"There probably will be some bank failures," he said, though they are likely to be among smaller regional banks that are particularly exposed to falling property markets.So, Bernanke expects smaller banks to fail? Aren't some of the largest investment banks heavily exposed to mortgage bond losses? I think he is suggesting some consolidation will be happening. What might occur is larger banks preying on smaller banks in cannibalistic fashion. If all banks are finding it hard to make any money and can't borrow, the larger ones, especially those with access to the Fed's "discount window" and "term auction facility", could take over pretty much any bank they want. They will of course choose the most solvent ones, which have capital on deposit. They will use that money to pay off their bad loans!
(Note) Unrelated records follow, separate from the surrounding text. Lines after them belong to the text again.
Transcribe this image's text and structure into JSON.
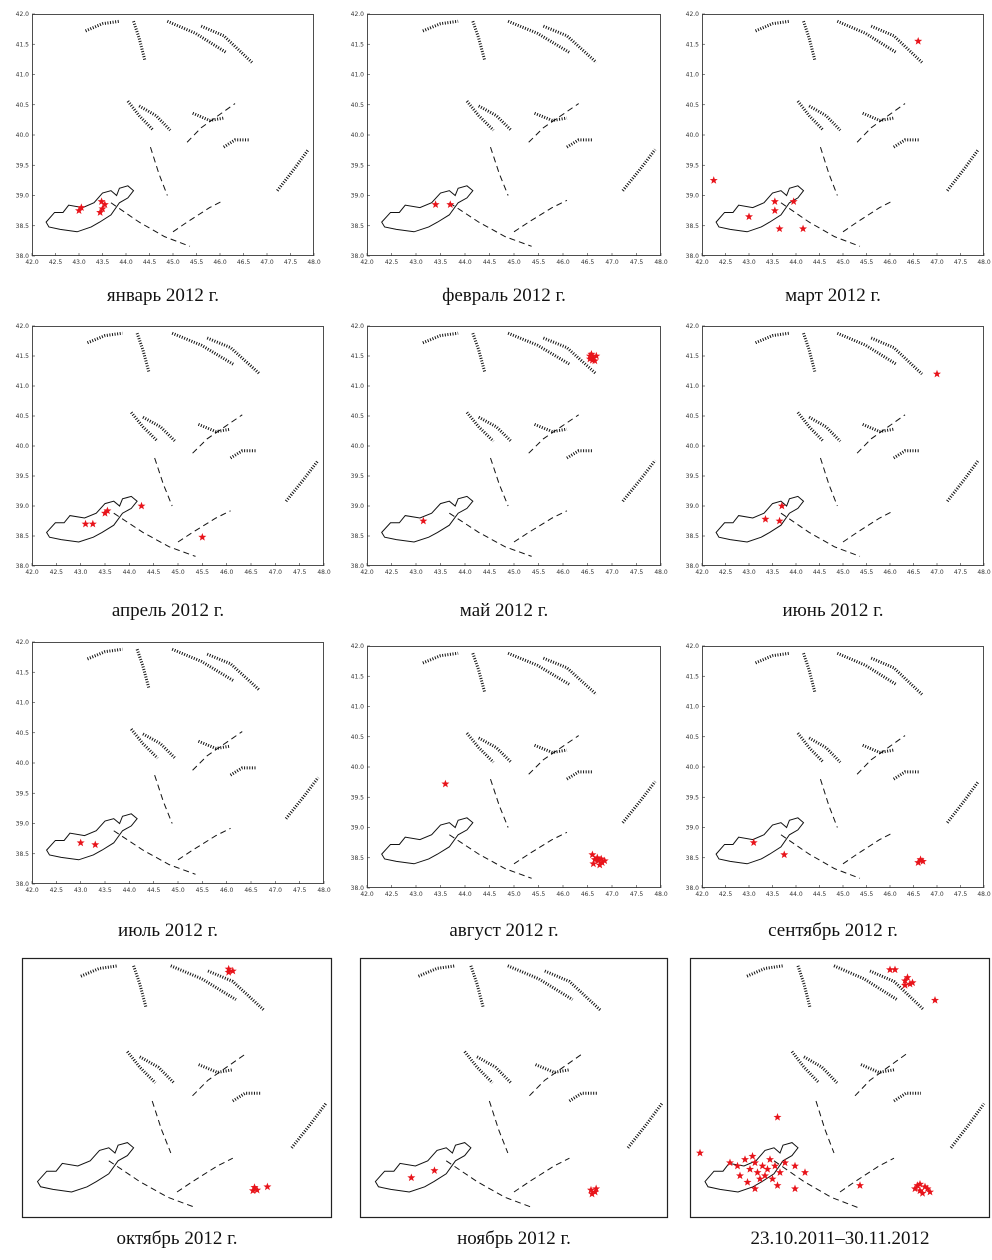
{
  "axes": {
    "x_ticks": [
      "42.0",
      "42.5",
      "43.0",
      "43.5",
      "44.0",
      "44.5",
      "45.0",
      "45.5",
      "46.0",
      "46.5",
      "47.0",
      "47.5",
      "48.0"
    ],
    "y_ticks": [
      "38.0",
      "38.5",
      "39.0",
      "39.5",
      "40.0",
      "40.5",
      "41.0",
      "41.5",
      "42.0"
    ],
    "xlim": [
      42.0,
      48.0
    ],
    "ylim": [
      38.0,
      42.0
    ]
  },
  "colors": {
    "event": "#e8141b",
    "fault": "#111111",
    "frame": "#222222"
  },
  "marker_icon": "red-star-icon",
  "panels": [
    {
      "caption": "январь  2012 г.",
      "show_ticks": true,
      "events": [
        [
          43.0,
          38.75
        ],
        [
          43.05,
          38.8
        ],
        [
          43.45,
          38.72
        ],
        [
          43.5,
          38.78
        ],
        [
          43.55,
          38.85
        ],
        [
          43.48,
          38.9
        ]
      ]
    },
    {
      "caption": "февраль  2012 г.",
      "show_ticks": true,
      "events": [
        [
          43.4,
          38.85
        ],
        [
          43.7,
          38.85
        ]
      ]
    },
    {
      "caption": "март  2012 г.",
      "show_ticks": true,
      "events": [
        [
          42.25,
          39.25
        ],
        [
          43.0,
          38.65
        ],
        [
          43.55,
          38.9
        ],
        [
          43.55,
          38.75
        ],
        [
          43.65,
          38.45
        ],
        [
          43.95,
          38.9
        ],
        [
          44.15,
          38.45
        ],
        [
          46.6,
          41.55
        ]
      ]
    },
    {
      "caption": "апрель  2012 г.",
      "show_ticks": true,
      "events": [
        [
          43.1,
          38.7
        ],
        [
          43.25,
          38.7
        ],
        [
          43.5,
          38.88
        ],
        [
          43.55,
          38.92
        ],
        [
          44.25,
          39.0
        ],
        [
          45.5,
          38.48
        ]
      ]
    },
    {
      "caption": "май  2012 г.",
      "show_ticks": true,
      "events": [
        [
          43.15,
          38.75
        ],
        [
          46.55,
          41.5
        ],
        [
          46.62,
          41.47
        ],
        [
          46.68,
          41.5
        ],
        [
          46.6,
          41.43
        ],
        [
          46.55,
          41.45
        ],
        [
          46.65,
          41.42
        ],
        [
          46.58,
          41.53
        ]
      ]
    },
    {
      "caption": "июнь  2012 г.",
      "show_ticks": true,
      "events": [
        [
          43.35,
          38.78
        ],
        [
          43.65,
          38.75
        ],
        [
          43.7,
          39.0
        ],
        [
          47.0,
          41.2
        ]
      ]
    },
    {
      "caption": "июль 2012 г.",
      "show_ticks": true,
      "events": [
        [
          43.0,
          38.68
        ],
        [
          43.3,
          38.65
        ]
      ]
    },
    {
      "caption": "август 2012 г.",
      "show_ticks": true,
      "events": [
        [
          43.6,
          39.72
        ],
        [
          46.6,
          38.55
        ],
        [
          46.65,
          38.47
        ],
        [
          46.72,
          38.45
        ],
        [
          46.8,
          38.42
        ],
        [
          46.7,
          38.5
        ],
        [
          46.78,
          38.48
        ],
        [
          46.62,
          38.4
        ],
        [
          46.85,
          38.45
        ],
        [
          46.75,
          38.38
        ]
      ]
    },
    {
      "caption": "сентябрь 2012 г.",
      "show_ticks": true,
      "events": [
        [
          43.1,
          38.75
        ],
        [
          43.75,
          38.55
        ],
        [
          46.6,
          38.42
        ],
        [
          46.7,
          38.44
        ],
        [
          46.65,
          38.47
        ]
      ]
    },
    {
      "caption": "октябрь  2012 г.",
      "show_ticks": false,
      "events": [
        [
          46.0,
          41.78
        ],
        [
          46.08,
          41.8
        ],
        [
          46.0,
          41.83
        ],
        [
          46.5,
          38.47
        ],
        [
          46.55,
          38.43
        ],
        [
          46.47,
          38.42
        ],
        [
          46.75,
          38.48
        ]
      ]
    },
    {
      "caption": "ноябрь  2012 г.",
      "show_ticks": false,
      "events": [
        [
          43.0,
          38.62
        ],
        [
          43.45,
          38.73
        ],
        [
          46.5,
          38.43
        ],
        [
          46.58,
          38.4
        ],
        [
          46.52,
          38.37
        ],
        [
          46.6,
          38.45
        ]
      ]
    },
    {
      "caption": "23.10.2011–30.11.2012",
      "show_ticks": false,
      "events": [
        [
          46.0,
          41.82
        ],
        [
          46.1,
          41.82
        ],
        [
          46.3,
          41.65
        ],
        [
          46.4,
          41.6
        ],
        [
          46.35,
          41.7
        ],
        [
          46.45,
          41.62
        ],
        [
          46.3,
          41.58
        ],
        [
          46.9,
          41.35
        ],
        [
          42.2,
          39.0
        ],
        [
          43.75,
          39.55
        ],
        [
          42.8,
          38.85
        ],
        [
          42.95,
          38.8
        ],
        [
          43.1,
          38.9
        ],
        [
          43.2,
          38.75
        ],
        [
          43.3,
          38.85
        ],
        [
          43.35,
          38.7
        ],
        [
          43.45,
          38.8
        ],
        [
          43.5,
          38.65
        ],
        [
          43.55,
          38.75
        ],
        [
          43.6,
          38.9
        ],
        [
          43.25,
          38.95
        ],
        [
          43.4,
          38.6
        ],
        [
          43.65,
          38.6
        ],
        [
          43.7,
          38.8
        ],
        [
          43.15,
          38.55
        ],
        [
          43.8,
          38.7
        ],
        [
          43.0,
          38.65
        ],
        [
          43.9,
          38.85
        ],
        [
          44.1,
          38.8
        ],
        [
          44.3,
          38.7
        ],
        [
          43.3,
          38.45
        ],
        [
          43.75,
          38.5
        ],
        [
          44.1,
          38.45
        ],
        [
          45.4,
          38.5
        ],
        [
          46.5,
          38.45
        ],
        [
          46.6,
          38.42
        ],
        [
          46.55,
          38.5
        ],
        [
          46.7,
          38.48
        ],
        [
          46.65,
          38.38
        ],
        [
          46.75,
          38.45
        ],
        [
          46.8,
          38.4
        ],
        [
          46.6,
          38.52
        ]
      ]
    }
  ]
}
Any bad loans on the consumed bank's books will not be absorbed, rather it will be disposed of by being passed off to "garbage can" banks. Jim Willie has written extensively about how JP Morgan functions as the Fed's depository of debt that must never see the light of day
Continuing in this extrapolating manner, of positing free ranging thought experiments, I'll point out another thing. This process might continue up the food chain. The big New York banks and investment houses have always assumed that the Fed has their back and wouldn't let anything truly bad happen to them. Such assumptions are true to a point. The Fed is just one more bank, albeit the biggest. The Fed is having problems of it's own. It has blown almost its whole stash of capital trying to stabilize the credit crisis, and it has failed. It can neither raise nor lower interest rates. It can only create more "dollars", of uncertain worth, but they hemorrhage out of the financial system faster than the Fed can create them. I don't think Wall Street can be too confident that the Fed has their back for ever. At some point, after much bank-failing and insolvencies have come to light, and when the Citibanks and Goldman Sachs are still struggling to survive, they might realize that the Fed is now looking at them with a hungry eye, and inventorying their balance sheets for morsels.
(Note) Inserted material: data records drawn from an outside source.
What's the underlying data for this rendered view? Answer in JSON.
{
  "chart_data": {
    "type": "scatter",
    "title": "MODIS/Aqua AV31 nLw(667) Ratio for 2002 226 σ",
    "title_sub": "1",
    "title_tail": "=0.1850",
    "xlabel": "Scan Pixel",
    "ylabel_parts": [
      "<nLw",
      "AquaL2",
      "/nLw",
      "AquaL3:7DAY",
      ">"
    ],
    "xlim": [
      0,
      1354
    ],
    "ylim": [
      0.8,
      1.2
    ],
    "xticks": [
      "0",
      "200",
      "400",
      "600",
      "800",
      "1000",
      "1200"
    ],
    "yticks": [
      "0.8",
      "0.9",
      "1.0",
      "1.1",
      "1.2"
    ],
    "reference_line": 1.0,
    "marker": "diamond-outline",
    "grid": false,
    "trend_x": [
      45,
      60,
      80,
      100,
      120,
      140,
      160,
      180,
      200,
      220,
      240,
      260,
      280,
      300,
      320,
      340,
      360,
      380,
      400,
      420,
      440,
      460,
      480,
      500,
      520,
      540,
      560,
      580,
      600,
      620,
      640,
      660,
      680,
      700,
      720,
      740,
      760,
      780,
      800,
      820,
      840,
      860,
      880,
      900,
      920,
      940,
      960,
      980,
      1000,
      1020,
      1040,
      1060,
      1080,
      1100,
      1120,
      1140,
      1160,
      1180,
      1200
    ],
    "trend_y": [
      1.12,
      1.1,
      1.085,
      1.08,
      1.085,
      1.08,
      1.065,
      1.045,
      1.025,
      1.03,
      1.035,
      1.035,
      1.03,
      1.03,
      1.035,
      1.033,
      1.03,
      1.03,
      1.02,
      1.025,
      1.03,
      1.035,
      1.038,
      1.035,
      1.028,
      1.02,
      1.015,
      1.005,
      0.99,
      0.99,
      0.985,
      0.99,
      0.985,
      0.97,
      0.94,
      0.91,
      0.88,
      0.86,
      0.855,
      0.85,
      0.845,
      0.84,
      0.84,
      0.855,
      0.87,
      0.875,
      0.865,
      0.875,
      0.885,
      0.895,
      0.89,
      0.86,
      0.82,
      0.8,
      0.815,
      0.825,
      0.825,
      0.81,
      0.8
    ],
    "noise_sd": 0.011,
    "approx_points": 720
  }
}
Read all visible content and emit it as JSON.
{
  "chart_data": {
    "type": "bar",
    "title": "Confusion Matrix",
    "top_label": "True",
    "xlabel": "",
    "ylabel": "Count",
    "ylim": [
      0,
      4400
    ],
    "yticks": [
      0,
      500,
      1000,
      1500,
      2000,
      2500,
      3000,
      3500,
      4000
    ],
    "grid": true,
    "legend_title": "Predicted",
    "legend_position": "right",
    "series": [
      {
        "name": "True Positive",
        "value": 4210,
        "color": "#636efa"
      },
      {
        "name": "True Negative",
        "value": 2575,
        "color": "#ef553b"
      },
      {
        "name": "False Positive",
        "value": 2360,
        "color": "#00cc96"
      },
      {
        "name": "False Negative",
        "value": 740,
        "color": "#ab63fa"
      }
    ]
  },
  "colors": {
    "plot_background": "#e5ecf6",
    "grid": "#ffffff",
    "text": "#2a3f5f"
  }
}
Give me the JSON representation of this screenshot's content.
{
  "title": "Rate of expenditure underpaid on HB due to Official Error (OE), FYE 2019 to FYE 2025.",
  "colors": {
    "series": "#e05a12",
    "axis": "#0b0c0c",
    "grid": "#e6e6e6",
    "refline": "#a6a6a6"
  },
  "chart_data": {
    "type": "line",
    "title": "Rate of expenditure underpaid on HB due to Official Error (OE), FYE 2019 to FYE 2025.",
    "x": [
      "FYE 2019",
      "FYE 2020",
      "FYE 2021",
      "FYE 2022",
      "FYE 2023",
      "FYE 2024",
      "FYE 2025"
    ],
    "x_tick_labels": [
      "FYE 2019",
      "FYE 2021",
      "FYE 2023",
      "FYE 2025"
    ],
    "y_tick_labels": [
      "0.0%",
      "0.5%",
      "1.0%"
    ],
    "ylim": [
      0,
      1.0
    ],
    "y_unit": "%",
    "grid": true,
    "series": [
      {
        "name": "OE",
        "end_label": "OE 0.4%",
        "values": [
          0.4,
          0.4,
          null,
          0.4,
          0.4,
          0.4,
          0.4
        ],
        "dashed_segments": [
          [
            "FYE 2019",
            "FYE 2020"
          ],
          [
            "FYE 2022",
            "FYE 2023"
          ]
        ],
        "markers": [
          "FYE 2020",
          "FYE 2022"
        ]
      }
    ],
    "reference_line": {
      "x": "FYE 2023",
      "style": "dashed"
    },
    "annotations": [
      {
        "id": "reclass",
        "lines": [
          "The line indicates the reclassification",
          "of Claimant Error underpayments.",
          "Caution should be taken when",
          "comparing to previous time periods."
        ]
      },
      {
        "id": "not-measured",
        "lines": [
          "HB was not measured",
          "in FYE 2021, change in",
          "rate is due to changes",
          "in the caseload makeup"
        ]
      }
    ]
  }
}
OK, one more thing, on banks. Suppose you are a bank with a lot of unsalvageable mortgage debt. You have no morsels of good loans, and little capital to attract predators (i.e. investors). There is no market for your shit, and you know, deep in your heart, that there never will be, and you can't raise capital from any friendly Saudi Princes. Bankruptcy is inevitable. About the only thing you can do is control the timing. Maybe you can choose a favorable moment to go out? A good time might be when a lot of other banks go down. Or when there is an international crisis. Perhaps a currency crisis! Then you will be less exposed to liability. You might even get to claim a force majeure. Corporations always think of their liability first. Will they consider their depositors in this calculus? No way. Only liability.